In this post I am going to suggest doing a little design a little upfront and violating the purity of agility in the process. I think that you will see the sense.

To be fair, I do not think that what I am going to say in this post is particularly original… But in my admittedly weak survey of agile methods I did not find these ideas clearly stated… So apologies up front to those who figured this out before me… And to those readers who know this already. In other words, I am assuming that enough of you database geeks are like me, just becoming agile literate, and may find this useful.

In my prior post here I suggested that refactoring, re-working previous stuff due to the lack of design, was the price we pay to avoid over-engineering in an agile project. Now I am going to suggest that some design could eliminate some refactoring to the overall benefit of the project. In particular, I am going to suggest a little database design in advance as a little cheat.

Generally an agile project progresses by picking a set of user stories from a prioritized backlog of stories and tackling development of code for those stories in a series of short, two-week, sprints.

Since design happens in real-time during the sprints it can be uncoordinated… And code or schemas designed this way are refactored in subsequent sprints. Depending on how uncoordinated the schemas become the refactoring can require a significant effort. If the coders are not data folks… And worse, they are abstracted away from the schema via an ORM layer, the schema can become very silly.

Here is what we are trying to do at the Social Security Administration.

In the best case we would build a conceptual data model before the first sprint. This conceptual model would only define the 5-10 major entities in the system… Something highly likely to stand up over time. Sprint teams would then have the ability to agile define new objects within this conceptual framework… And require permission only when new concepts are required.

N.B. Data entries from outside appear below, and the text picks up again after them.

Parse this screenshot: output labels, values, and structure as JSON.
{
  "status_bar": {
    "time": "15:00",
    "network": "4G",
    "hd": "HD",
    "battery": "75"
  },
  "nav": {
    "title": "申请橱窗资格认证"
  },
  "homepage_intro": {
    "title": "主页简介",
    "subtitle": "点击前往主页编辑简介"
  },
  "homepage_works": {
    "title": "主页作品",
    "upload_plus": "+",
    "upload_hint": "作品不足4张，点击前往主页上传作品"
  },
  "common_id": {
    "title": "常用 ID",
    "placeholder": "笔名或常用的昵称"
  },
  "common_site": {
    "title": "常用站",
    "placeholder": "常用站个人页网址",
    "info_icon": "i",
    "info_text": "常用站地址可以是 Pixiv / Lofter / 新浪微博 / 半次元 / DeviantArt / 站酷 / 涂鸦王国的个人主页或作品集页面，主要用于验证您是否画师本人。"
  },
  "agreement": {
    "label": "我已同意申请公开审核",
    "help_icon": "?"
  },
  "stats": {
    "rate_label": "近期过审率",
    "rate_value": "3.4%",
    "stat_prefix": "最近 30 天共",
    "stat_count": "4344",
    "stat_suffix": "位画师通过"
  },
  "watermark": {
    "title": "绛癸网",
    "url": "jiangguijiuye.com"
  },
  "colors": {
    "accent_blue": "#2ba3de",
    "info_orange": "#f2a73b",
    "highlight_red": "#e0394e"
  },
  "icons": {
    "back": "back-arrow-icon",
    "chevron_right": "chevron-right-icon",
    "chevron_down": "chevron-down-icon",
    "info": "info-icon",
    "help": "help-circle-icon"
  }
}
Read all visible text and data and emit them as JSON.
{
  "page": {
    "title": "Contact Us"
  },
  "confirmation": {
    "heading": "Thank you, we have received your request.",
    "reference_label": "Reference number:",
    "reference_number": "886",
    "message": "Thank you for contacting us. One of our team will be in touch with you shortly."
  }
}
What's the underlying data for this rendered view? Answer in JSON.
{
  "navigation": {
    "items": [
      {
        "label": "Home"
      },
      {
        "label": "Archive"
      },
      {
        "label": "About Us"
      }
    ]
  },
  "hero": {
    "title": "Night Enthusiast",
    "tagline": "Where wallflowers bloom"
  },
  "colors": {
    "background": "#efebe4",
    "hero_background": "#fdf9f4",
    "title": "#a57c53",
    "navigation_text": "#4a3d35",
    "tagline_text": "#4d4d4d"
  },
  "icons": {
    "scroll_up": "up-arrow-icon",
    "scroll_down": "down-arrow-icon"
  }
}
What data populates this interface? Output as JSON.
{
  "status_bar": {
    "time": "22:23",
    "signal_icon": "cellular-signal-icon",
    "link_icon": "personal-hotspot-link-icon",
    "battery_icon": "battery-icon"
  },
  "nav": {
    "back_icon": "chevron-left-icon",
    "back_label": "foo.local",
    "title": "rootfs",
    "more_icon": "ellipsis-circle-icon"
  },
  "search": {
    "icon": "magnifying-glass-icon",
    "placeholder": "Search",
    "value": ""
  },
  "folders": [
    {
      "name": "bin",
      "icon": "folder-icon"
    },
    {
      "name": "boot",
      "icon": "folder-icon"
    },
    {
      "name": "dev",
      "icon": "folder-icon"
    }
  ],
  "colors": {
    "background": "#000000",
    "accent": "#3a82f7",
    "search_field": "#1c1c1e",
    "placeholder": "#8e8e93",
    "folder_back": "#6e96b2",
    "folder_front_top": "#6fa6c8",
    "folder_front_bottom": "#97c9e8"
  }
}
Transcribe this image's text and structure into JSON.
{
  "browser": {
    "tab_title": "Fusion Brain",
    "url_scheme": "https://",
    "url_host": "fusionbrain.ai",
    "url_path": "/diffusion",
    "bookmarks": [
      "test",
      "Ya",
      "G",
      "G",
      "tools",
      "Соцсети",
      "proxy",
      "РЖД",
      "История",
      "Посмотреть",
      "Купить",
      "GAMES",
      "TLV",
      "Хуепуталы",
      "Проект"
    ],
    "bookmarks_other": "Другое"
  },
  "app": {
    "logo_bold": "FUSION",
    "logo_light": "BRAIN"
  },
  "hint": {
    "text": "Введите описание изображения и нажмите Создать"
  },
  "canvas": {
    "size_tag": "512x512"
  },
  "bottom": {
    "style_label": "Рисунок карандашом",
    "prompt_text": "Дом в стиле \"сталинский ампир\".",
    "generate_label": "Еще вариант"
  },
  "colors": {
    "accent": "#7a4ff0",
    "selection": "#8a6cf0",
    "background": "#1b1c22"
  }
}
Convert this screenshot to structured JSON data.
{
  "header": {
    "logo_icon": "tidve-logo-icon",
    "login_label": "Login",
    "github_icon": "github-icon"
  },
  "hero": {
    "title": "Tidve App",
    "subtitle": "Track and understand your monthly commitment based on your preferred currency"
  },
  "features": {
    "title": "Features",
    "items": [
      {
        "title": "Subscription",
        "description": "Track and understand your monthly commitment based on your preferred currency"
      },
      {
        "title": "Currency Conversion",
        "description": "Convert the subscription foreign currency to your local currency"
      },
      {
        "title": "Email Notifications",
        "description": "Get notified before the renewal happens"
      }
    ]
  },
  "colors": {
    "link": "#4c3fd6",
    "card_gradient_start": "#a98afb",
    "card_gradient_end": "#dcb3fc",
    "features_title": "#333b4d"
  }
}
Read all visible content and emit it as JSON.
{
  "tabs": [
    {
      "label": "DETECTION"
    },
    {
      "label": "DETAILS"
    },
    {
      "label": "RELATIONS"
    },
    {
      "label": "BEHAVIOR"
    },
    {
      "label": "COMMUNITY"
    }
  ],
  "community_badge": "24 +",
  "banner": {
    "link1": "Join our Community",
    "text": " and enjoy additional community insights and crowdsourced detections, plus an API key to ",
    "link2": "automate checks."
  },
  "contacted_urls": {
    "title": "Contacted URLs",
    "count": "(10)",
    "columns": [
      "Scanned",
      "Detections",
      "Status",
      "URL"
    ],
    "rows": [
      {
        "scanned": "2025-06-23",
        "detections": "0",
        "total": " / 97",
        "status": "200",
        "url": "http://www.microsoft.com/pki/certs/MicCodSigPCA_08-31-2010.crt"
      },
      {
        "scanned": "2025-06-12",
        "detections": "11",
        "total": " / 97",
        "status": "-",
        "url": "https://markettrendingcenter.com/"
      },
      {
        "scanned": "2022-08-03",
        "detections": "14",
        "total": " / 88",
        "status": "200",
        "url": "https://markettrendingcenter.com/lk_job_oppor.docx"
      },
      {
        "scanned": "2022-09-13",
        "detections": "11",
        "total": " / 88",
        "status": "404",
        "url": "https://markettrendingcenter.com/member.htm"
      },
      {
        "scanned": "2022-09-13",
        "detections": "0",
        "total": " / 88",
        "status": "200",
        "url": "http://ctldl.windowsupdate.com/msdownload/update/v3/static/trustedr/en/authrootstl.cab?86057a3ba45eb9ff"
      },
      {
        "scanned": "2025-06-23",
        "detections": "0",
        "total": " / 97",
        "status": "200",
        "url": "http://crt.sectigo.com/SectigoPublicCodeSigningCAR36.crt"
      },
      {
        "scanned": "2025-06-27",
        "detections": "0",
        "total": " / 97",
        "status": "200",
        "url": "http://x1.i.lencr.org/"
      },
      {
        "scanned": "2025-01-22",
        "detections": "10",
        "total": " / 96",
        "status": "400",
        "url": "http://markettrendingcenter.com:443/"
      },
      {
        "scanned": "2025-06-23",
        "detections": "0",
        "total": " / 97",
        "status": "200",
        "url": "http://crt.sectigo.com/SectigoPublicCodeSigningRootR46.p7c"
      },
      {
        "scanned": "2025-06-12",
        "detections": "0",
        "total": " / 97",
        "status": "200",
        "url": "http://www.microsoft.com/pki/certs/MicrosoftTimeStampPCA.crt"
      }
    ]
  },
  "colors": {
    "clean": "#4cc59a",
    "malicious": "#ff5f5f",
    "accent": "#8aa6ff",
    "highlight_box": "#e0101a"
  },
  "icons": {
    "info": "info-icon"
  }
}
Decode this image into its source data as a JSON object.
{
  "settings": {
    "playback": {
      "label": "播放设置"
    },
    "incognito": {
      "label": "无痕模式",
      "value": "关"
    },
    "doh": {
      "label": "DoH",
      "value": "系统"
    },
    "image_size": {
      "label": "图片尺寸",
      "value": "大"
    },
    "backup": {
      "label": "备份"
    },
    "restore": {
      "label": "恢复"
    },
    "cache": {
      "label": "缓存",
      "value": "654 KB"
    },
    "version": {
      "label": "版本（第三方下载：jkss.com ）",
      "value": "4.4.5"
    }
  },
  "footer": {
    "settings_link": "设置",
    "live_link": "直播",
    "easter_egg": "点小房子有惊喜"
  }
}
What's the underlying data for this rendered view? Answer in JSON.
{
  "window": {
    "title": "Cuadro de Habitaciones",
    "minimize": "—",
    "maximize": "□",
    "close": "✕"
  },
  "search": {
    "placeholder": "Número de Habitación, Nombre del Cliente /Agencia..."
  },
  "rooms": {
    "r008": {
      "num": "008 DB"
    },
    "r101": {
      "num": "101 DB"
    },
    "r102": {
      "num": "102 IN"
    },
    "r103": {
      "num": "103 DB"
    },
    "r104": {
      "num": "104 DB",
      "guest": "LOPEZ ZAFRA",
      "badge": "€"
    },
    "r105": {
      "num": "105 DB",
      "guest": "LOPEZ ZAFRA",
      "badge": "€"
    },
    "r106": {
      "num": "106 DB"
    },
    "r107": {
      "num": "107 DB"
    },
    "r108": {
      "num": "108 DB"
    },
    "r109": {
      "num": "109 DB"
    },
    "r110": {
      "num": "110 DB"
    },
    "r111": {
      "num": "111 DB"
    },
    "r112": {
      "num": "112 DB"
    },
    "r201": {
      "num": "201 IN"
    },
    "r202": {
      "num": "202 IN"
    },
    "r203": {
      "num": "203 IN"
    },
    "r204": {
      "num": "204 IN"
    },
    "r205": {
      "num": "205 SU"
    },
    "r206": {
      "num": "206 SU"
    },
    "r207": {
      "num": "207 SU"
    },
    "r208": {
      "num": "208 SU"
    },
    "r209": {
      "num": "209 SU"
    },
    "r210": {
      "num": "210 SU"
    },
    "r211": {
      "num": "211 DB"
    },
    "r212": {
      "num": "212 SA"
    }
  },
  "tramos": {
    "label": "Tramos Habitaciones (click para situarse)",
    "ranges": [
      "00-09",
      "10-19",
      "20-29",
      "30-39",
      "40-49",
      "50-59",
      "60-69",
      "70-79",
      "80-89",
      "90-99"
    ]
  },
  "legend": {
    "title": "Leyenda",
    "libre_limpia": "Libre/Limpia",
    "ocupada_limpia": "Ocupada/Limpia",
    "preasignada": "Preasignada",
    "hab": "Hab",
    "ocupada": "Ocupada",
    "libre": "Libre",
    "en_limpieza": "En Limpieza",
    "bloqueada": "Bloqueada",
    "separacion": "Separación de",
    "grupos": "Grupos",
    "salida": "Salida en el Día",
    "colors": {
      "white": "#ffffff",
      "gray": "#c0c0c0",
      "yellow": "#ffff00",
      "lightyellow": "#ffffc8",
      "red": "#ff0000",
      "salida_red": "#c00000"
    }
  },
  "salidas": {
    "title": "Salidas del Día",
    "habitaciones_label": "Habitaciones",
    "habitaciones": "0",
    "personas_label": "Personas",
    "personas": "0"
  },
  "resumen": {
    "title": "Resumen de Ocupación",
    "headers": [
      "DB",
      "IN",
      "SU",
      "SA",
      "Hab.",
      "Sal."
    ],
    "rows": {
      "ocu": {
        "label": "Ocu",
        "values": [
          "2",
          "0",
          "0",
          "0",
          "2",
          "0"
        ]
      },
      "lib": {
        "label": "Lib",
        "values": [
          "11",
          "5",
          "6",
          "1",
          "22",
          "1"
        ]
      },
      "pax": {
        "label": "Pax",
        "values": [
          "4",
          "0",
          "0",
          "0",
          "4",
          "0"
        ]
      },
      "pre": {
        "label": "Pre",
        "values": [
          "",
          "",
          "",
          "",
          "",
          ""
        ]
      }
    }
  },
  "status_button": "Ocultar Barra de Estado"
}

Then, and this is a better case, we have data modelers working 1-2 sprints ahead of the coders so that there is a fairly detailed model to pin data to. This better case requires the prioritized backlog to be set 1-2 sprints in advance… A reasonable, but not certain, assumption.

Finally, we are hoping to provide developers with more than just a data model… What we really want is to provide an object model with basic CRUD methods in advance. This provides developers with a very strong starting point for their sprints and let’s the data/object architecture to evolve in a more methodological manner.

Let me be clear that this is a slippery slope. I am suggesting that data folks can work 2-4 weeks ahead of the coders and still be very agile. Old school enterprise data modelers will argue… Why not be way ahead and prescribe adherence to an enterprise model. You all will have to manage this slope as you see fit.

We are seeing improvement in the velocity and quality of the code coming from our agile projects… And in agile… code is king. In the new world an enterprise data model evolves evolve based on multiple application models and enterprise data modelers need to find a way to influence, not dictate, data architecture in an agile manner.